Область профессиональных интересов М. Шермана — исследование биохимических особенностей раковых клеток.

257

«Автор предлагает читателям мысль, что „лишние гены“ — это, на самом деле, не лишние гены, а просто они у этих организмов выполняют какую-то другую функцию. Что и говорить, это весьма мощная мысль. По степени наполненности информационным содержимым — примерно равная гаданию на кофейной гуще», — иронически пишет один из наиболее интернет-активных российских сторонников «теории разумного замысла», пытаясь защитить гипотезу Шермана от справедливой критики. Вероятно, по его мнению, эволюционно мыслящие ученые, едва обнаружив характерную последовательность нуклеотидов там, где никто не ожидал ее найти (или прочитав об этом в чужой работе), должны тут же, без дополнительных исследований определить, каковы ее функции в этом организме.
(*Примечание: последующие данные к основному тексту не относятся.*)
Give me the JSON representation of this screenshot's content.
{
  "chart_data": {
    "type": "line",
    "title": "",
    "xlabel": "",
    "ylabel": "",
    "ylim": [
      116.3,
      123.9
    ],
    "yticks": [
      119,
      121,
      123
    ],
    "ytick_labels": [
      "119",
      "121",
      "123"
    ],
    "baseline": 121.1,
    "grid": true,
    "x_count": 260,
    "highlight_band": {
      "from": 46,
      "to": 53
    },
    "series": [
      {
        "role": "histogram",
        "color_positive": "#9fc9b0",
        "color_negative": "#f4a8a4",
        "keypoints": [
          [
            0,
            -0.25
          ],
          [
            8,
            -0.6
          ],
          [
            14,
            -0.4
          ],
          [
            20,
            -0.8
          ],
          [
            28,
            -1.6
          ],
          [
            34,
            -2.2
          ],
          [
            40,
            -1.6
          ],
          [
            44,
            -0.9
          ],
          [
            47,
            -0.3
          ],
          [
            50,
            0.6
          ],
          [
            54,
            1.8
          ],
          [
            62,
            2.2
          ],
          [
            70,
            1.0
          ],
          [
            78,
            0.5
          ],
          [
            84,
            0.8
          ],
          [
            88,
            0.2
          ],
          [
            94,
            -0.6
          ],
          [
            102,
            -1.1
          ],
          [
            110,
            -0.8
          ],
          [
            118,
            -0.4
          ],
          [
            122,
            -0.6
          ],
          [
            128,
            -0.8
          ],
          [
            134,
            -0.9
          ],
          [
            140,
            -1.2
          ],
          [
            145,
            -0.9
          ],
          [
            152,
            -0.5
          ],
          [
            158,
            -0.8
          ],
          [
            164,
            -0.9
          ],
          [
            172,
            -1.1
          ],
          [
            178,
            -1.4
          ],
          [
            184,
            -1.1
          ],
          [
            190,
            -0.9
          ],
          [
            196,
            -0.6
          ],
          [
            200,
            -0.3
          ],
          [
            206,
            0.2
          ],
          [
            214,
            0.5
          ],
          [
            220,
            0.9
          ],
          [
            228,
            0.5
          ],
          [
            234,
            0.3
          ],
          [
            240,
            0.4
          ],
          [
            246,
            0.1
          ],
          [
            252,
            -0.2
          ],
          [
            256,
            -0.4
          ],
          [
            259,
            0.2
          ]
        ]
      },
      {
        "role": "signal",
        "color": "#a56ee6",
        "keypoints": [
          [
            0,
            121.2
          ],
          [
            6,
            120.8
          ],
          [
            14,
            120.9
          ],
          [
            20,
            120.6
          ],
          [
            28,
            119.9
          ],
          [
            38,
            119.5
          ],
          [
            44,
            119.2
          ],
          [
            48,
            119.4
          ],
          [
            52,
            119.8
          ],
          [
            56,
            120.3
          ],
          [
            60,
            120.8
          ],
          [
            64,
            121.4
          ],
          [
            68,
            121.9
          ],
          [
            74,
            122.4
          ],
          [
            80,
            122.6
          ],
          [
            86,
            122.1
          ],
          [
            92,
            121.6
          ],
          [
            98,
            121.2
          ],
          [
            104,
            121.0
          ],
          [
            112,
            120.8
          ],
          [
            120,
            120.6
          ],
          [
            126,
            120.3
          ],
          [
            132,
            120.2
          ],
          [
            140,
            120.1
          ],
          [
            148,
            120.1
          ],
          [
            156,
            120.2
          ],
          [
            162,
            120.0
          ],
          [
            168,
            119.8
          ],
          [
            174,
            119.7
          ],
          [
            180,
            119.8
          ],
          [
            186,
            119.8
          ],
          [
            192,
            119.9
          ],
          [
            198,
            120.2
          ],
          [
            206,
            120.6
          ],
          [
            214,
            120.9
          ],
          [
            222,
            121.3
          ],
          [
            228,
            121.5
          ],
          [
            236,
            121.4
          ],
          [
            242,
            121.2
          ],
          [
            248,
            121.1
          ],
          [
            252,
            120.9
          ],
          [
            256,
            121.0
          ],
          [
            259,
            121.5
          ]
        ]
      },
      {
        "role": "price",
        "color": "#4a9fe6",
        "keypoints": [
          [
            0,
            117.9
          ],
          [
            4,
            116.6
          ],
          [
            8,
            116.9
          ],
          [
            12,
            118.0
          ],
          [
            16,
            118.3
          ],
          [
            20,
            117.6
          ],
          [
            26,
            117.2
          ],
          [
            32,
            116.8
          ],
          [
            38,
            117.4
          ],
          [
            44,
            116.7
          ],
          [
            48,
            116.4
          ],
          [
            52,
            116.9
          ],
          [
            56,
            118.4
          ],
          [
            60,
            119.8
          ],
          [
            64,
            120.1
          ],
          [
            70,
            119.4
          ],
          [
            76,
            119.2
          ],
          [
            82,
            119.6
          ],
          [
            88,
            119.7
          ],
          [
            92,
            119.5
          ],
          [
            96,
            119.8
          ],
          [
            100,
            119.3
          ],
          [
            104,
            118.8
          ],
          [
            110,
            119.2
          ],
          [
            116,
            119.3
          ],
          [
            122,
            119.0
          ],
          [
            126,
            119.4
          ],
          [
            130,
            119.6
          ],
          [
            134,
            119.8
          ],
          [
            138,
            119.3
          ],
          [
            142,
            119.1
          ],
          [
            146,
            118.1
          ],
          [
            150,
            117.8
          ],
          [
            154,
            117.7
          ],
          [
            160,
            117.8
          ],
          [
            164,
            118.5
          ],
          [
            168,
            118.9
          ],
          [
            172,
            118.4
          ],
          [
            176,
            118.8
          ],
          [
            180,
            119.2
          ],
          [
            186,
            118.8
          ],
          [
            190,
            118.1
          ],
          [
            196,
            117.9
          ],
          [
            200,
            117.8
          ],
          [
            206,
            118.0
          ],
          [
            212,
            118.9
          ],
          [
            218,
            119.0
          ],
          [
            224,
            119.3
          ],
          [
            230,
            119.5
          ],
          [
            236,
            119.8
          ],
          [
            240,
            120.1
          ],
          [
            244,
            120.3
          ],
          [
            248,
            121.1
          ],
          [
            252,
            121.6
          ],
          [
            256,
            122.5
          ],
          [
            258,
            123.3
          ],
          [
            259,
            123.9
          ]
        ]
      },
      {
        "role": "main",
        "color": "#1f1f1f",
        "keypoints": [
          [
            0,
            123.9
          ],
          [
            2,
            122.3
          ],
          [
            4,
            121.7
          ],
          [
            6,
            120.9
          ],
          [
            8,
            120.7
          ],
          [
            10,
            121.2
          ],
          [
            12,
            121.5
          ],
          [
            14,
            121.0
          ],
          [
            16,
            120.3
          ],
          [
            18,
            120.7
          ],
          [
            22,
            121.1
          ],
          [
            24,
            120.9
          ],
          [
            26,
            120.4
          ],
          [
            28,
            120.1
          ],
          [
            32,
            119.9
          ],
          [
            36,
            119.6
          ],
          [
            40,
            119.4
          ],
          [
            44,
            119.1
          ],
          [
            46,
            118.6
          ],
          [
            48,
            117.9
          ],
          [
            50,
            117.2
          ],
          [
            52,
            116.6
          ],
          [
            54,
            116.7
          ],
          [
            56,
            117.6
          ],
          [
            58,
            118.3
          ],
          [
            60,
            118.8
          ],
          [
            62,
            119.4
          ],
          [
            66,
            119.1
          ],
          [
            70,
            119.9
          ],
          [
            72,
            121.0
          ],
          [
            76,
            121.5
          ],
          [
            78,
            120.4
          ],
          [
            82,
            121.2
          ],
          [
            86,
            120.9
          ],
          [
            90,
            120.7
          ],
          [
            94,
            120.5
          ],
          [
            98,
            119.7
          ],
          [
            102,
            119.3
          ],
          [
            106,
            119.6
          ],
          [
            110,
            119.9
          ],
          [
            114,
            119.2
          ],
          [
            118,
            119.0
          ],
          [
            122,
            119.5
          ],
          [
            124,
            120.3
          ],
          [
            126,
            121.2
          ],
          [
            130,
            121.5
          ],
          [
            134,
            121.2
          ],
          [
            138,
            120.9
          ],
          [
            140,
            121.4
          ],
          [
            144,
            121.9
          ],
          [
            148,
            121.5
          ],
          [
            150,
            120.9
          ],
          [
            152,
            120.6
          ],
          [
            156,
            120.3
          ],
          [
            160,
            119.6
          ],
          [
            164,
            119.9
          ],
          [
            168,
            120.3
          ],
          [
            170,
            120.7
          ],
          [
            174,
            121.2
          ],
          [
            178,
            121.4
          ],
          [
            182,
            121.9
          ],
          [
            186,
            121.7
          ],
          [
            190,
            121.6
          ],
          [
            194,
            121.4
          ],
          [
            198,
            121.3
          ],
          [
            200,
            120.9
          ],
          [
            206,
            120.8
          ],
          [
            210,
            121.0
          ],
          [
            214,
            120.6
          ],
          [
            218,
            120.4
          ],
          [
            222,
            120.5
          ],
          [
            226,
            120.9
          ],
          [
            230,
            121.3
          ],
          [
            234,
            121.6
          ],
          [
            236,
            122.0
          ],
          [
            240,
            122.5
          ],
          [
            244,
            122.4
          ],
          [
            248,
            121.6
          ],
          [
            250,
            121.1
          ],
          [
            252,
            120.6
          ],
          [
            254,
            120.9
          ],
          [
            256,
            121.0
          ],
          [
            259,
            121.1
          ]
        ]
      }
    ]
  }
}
Конечно, такое представление о безграничных интеллектуальных возможностях эволюционистов (тем более — в устах их непримиримого оппонента) очень лестно и граничит уже с их обожествлением. Но трудно избавиться от подозрения, что если бы априорное предположение о функциональности обнаруженного гена говорило бы в пользу «теории разумного замысла», тот же автор расценил бы его как «проверяемое предсказание». В способности делать которые он и его единомышленники эволюционной теории решительно отказывают (см. главу 20).

258

Когда зародыш плацентарного животного имплантируется в стенку матки, в организме матери появляются характерные признаки воспалительной реакции. Затем, после завершения формирования плаценты, симптомы воспаления исчезают, но в самом конце беременности воспалительная реакция вдруг возобновляется, приводя к отторжению плаценты и тем самым запуская процесс родов. У сумчатых, не имеющих плаценты, практически все взаимодействие материнского организма с зародышем после его прикрепления к стенке матки представляет собой обычную воспалительную реакцию. Эта фаза беременности у них чрезвычайно коротка — например, у американских опоссумов она длится меньше двух суток.

259

Николя Леонар Сади Карно (1796–1832 гг.) — выдающийся французский физик, один из основателей классической термодинамики, первооткрыватель закономерности, названной впоследствии Вторым законом термодинамики.